— Знаете что, — глубокомысленно сказал Аква, — человеку иногда нужно как-то отвести душу. Но если уж ругаться, так уж, конечно, по-чешски.
— В таком случае я, в общем-то, не возражаю, — ответил Рацек примирительно.
— У меня есть предложение, — произнес изобретательный Румик: — мы, «альбатросы», будем ругаться «Тысяча альбатросов!», а «утята» пусть ругаются как угодно, хотя бы «Какого лешего» или «Разрази вас гром».
После недолгого спора «утята» согласились наконец в виде проклятия избрать «Тысяча уток!»
Не теряя времени, Стракош вытянулся во весь свой далеко не маленький рост, торжественно поднял руку и попробовал произнести оба страшных проклятия, изображая все оттенки настроения: от удивления до глубокого возмущения. Получилось довольно сносно. Стракош умел декламировать. Он был из семьи артистов, отец его приобрел известность в качестве трагика, мать когда-то пела в оперетте. По всем признакам и сам Стракош обещал в будущем стать по меньшей мере комиком, в этом Рацек мог поспорить на что угодно.
Итак, вопрос с проклятиями был решен. Погрузка кончилась, и все мечтали поскорее погрузить весла в Лужнице, как голодный мечтает о каравае хлеба.
Рацек отлично понимал нетерпение и взволнованность своих воспитанников. Из его заботливых рук они переходили в суровые руки реки.
Наконец лодки отчалили от берега. «Альбатрос» с Рацеком на борту шел первым, стараясь выйти на течение. Они знали, что на извилине реки самое сильное течение на внешней стороне дуги, а в острых коленах лучше эту дугу чуть-чуть «срезать», потому что в ее высшей точке бывает мертвое пространство. Знали они также и то, что «по маслу», то есть в спокойных, глубоких водах, лодкам лучше плыть близко одна за другой, поскольку за первой легче идти второй. Затем на порогах…
Впрочем, с порогами они еще никогда не встречались, как и со шлюзами на запрудах.

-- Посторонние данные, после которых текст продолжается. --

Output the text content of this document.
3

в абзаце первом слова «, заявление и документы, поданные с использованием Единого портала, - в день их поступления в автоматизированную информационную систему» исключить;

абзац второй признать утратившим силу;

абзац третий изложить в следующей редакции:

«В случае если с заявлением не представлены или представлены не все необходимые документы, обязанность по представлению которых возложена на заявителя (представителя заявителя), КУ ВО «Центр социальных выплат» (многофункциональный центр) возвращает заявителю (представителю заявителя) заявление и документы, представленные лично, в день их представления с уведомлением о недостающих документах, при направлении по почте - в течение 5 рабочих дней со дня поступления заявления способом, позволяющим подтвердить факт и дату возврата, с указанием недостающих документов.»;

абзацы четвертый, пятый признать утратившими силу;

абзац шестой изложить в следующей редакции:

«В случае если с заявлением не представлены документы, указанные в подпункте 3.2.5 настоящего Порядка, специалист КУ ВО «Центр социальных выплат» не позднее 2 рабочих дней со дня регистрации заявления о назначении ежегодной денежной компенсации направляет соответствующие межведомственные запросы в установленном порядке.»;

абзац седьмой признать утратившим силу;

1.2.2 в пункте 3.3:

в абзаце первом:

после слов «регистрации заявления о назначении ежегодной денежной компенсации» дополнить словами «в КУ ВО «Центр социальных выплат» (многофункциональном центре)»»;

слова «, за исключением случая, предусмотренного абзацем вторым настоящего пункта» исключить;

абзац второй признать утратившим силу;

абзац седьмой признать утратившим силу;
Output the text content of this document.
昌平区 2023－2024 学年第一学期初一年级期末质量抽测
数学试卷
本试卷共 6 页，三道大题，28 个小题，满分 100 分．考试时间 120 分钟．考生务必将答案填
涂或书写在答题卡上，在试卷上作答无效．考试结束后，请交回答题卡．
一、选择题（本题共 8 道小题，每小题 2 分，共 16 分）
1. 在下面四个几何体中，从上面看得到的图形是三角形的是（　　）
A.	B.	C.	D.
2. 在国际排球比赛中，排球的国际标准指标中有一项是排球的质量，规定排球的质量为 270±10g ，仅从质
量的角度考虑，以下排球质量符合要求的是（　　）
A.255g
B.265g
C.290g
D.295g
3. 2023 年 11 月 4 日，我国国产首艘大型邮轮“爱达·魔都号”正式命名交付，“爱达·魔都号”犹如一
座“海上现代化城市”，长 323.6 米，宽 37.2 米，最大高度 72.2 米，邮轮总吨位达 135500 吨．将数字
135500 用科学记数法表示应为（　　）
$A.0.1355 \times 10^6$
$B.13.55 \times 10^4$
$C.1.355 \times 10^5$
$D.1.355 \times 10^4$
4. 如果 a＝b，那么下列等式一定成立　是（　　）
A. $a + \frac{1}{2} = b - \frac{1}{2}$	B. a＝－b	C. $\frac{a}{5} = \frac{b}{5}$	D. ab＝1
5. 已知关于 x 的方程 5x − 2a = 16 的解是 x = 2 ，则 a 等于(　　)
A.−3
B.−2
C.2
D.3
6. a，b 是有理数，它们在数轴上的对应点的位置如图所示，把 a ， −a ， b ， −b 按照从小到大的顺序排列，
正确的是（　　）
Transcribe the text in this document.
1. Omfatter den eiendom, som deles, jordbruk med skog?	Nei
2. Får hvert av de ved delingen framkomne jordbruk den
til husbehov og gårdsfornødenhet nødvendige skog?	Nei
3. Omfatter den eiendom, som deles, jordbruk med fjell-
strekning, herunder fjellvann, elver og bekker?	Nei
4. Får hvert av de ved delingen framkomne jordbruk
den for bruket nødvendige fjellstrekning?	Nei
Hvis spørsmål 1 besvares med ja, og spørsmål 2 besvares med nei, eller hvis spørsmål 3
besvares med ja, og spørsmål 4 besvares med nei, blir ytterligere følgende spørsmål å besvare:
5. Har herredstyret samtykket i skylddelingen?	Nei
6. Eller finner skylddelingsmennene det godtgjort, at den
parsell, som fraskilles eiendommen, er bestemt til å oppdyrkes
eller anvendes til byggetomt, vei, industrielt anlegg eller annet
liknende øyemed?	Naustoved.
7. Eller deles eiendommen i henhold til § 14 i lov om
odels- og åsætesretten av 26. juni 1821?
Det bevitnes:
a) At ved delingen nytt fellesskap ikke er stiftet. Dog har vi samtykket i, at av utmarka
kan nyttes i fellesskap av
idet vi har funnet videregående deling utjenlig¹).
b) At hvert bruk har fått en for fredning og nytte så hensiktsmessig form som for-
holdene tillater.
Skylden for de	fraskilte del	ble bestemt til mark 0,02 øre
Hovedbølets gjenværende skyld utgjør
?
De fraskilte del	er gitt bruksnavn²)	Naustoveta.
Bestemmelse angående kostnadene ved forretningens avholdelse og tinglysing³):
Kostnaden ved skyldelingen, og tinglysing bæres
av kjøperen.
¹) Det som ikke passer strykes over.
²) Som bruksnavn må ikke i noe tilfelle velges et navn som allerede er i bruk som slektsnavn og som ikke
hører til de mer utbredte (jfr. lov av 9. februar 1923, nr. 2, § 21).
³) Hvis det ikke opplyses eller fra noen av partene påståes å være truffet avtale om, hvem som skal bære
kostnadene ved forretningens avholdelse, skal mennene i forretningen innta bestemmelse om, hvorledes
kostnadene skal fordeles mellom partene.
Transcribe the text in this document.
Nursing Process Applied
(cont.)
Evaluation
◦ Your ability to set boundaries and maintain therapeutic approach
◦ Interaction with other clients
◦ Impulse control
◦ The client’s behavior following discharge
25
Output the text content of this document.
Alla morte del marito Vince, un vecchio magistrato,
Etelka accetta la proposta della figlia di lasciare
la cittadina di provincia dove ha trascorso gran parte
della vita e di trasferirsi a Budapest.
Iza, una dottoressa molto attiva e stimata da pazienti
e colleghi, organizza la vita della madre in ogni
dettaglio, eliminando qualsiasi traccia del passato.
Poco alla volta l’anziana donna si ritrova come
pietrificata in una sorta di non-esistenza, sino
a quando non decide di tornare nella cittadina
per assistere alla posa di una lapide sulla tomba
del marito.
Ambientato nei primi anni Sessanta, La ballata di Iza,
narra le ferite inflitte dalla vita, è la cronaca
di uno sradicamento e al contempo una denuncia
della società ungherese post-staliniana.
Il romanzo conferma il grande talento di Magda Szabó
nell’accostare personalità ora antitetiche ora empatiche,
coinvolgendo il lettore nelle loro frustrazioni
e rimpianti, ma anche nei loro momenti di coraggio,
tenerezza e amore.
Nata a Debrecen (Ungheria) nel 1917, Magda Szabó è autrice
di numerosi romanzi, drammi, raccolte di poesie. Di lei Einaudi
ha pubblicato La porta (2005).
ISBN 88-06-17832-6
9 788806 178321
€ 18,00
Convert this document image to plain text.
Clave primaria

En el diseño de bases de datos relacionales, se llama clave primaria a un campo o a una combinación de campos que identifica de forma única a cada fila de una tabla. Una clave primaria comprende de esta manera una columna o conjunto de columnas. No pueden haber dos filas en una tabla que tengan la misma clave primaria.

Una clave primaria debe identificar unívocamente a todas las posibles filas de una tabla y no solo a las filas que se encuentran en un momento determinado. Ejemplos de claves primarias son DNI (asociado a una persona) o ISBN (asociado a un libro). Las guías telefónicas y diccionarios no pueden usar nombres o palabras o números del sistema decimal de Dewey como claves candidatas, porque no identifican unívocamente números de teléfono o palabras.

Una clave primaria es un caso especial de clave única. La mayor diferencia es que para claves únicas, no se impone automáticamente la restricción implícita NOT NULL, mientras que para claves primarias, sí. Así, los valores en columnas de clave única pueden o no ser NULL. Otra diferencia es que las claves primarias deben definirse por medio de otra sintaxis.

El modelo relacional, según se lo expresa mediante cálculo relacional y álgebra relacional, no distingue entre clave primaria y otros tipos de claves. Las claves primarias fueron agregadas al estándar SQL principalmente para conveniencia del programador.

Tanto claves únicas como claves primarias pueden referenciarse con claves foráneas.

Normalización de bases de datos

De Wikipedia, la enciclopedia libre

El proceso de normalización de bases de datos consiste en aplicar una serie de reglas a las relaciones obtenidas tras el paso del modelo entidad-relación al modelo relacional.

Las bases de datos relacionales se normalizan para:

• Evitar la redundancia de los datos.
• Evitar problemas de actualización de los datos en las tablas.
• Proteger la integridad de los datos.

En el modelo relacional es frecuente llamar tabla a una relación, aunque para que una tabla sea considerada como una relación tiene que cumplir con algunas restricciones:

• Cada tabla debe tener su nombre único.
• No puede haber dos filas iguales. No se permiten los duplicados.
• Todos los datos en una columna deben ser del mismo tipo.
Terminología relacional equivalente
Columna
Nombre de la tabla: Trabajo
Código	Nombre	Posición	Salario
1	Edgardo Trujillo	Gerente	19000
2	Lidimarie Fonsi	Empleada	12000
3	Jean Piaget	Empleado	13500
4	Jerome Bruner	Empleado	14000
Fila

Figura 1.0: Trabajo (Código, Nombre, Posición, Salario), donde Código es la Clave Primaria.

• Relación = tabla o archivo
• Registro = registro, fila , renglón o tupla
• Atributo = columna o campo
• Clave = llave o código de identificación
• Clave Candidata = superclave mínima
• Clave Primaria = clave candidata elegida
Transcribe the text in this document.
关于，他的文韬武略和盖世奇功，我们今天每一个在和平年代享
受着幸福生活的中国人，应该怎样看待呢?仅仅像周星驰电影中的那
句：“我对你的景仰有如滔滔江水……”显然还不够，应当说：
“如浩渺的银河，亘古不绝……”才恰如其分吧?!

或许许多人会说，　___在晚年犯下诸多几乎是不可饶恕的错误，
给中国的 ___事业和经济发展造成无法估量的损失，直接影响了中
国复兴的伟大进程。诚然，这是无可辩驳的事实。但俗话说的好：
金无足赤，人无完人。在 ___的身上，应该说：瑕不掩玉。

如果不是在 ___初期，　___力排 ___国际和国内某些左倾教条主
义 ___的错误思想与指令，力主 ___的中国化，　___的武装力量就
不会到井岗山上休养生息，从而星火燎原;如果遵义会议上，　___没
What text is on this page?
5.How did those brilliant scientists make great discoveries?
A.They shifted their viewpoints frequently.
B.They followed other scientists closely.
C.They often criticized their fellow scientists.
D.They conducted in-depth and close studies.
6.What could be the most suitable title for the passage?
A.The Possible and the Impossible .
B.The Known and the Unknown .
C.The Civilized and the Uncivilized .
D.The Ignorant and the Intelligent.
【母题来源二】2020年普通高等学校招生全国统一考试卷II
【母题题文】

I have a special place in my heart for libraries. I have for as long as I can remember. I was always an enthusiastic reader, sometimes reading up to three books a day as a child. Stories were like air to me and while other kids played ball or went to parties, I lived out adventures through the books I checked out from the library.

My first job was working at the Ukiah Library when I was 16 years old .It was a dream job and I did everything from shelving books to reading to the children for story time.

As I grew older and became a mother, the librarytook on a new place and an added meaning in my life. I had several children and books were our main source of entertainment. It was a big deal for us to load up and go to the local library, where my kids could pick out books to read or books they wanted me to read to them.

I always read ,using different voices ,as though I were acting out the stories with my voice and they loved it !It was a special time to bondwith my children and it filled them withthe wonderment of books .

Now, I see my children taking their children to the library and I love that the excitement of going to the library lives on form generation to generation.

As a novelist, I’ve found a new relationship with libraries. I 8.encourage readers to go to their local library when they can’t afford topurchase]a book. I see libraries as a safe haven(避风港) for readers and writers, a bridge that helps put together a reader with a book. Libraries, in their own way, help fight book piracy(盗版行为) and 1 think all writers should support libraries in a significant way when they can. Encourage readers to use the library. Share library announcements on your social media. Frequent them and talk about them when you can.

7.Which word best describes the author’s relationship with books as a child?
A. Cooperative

Виктор наклонился к Эмилю:
— Отец мне как-то рассказывал, что мальчишкой он проехал через такой шлюз на корыте. Еле-еле вытащили!
— Что? Корыто?
— И корыто и отца!
— Он что, не умел плавать?
— Умел, да еще как!
— Гм-гм! — проворчал сзади Зикмунд.
В этот миг они миновали первую излучину, и всех путешественников озарили лучи солнца. Но вскоре все вокруг опять потемнело. Река извивалась, словно огромная лазурная змея, и минуты яркого и теплого света чередовались с минутами прохладного полумрака. Город давно исчез вдали, и обрывистые, крутые берега зажали реку, словно гигантские клещи. Река еще стремительнее вырвалась вперед и зашумела всплесками миллионов и миллионов волн, которые искрились вокруг, словно стайки сверкающих на солнце рыб.
Теперь можно было не грести, и Эмиль положил весло на колени, весь охваченный чудесным ощущением полета на волшебном трепещущем ковре. Вот бы сейчас подняться в воздух!.. А почему бы и нет? Все возможно! Немного прибавить скорости, чтобы нос лодки поднялся, как у планера, потом поднажать еще немножко, и лодка взлетит в воздух, перемахнув через запруду, а может, и через излучину. Конечно, гребцы побледнеют от страха, но потом оглянутся на него, Эмиля, и мигом придут в себя: «Спокойно, у руля наш капитан Эмиль, неустрашимый, непобедимый, несгибаемый Эмиль!»
Тут Эмиль вздрогнул и пришел в себя. Вот бы ребята услышали! Ах, как хорошо, что они никак не могли услышать его мысли. Но на всякий случай Эмиль испуганно оглянулся.
Лодки шли без весел, отдавшись на волю течения, а река пела то глуше, то звонче, и пение это было так чудесно, что Патичка не выдержал и тоже затянул песню. Хотя река пела намного тише Патички, но песня ее была несравненно лучше. Вскоре с обеих лодок послышались угрожающие крики:
— Кто там ревет белугой? Кончайте галдеть!
Пришлось Патичке прервать свой хорал и объяснить товарищам, что у него — представьте себе! — очень приличный голос, а у них просто-напросто немузыкальный слух. Он пообещал при первой же возможности исправить им слух. А сделать это весьма легко: достаточно только схватить каждого за ухо, как за гриф у контрабаса.
Но тут откуда-то издали послышался протяжный свист, словно жаловалась большая голодная птица. Свист становился все громче и громче, вот он перерос в шум, затем в гул и, наконец, в яростный рев, который все приближался и приближался. На берегу показались строения мельницы.